2017-03-02
The purpose of this report is to study and analyse the data available from the BM (Balancing Mechanism) reports. These reports contain current and historical data relating to the supply of electricity on the UK national grid. The reports include data relating to transmission, generation, demand and balancing. We access the data using an API (Application Programming Interface) which is described in detail (Ghanty 2016) and is available on the Elexon website .
Herein, we will show how the R programming language can be used to analyse and acquire knowledge from the data; we will perform the analysis in a reproducible fashion. Specifically, we will demonstrate the tidyverse style of R programming, as described by (Wickham and Grolemund 2017). The tidyverse is a set of packages (groups of functions) that are highly consistent in style and interface. When tools all work in the same way, it is much easier to use them and understand them. The tidyverse tools include functions for reading, tidying, iterating, plotting and processing data.
In addition to demonstrating the tidyverse, we will demonstrate analysis techniques which are appropriate to developing predictive and forecasting models for time-series, which are presented in (Hyndman and Athanasopoulos 2014).
As discussed above, we use an API to access the BM Report data. This requires a key which is available upon registration with Elexon. The code below requires each user to enter their unique API key. If you run this code, you will be prompted to enter your personal key. The method for connecting to the API is described in Ghanty (2016) pp. 12-13.
In this example, we will acquire the 'Rolling System Frequency' on the 17th of January, 2017. Accessing this particular data is described in Ghanty (2016) p. 81. We use the urltools package to encode the API URL (Universal Resource Locator) given the query. In this case, we request the data in XML (Extensible Markup Language) format.
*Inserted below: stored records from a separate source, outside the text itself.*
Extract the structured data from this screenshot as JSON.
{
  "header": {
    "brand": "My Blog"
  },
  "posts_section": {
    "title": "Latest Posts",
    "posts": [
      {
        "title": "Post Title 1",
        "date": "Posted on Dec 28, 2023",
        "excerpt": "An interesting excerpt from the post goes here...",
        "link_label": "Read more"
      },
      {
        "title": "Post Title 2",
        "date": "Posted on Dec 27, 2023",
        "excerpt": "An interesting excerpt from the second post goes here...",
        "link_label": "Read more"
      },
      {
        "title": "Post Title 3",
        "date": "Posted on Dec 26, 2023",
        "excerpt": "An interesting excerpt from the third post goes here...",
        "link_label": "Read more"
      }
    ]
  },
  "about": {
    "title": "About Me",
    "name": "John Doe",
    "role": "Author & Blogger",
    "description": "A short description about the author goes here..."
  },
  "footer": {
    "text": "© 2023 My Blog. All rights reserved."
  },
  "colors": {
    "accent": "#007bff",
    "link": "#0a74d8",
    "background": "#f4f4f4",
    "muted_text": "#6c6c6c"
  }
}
# get API key from user -------------------------------------------------------
api_key <- getPass("Enter API key")
stopifnot(!is.null(api_key))
# API query data
report_type <- "BMRS/FREQ" # name of report to request from API
start_datetime <- "2017-01-17 00:00:00"
end_datetime <- "2017-01-18 00:00:00"
# construct query API URL ------------------------------------------------------
service_url <- paste(
"https://api.bmreports.com:443",
report_type,
"v1",
sep = "/")
query_url <- service_url %>%
param_set("APIKey", api_key) %>%
param_set("FromDateTime", url_encode(start_datetime)) %>%
param_set("ToDateTime", url_encode(end_datetime)) %>%
param_set("ServiceType", "xml")
# connect to API and request data ---------------------------------------------
print(paste0("[", Sys.time(), "] Connected to BM Reports API ..."))## [1] "[2017-02-10 10:40:02] Connected to BM Reports API ..."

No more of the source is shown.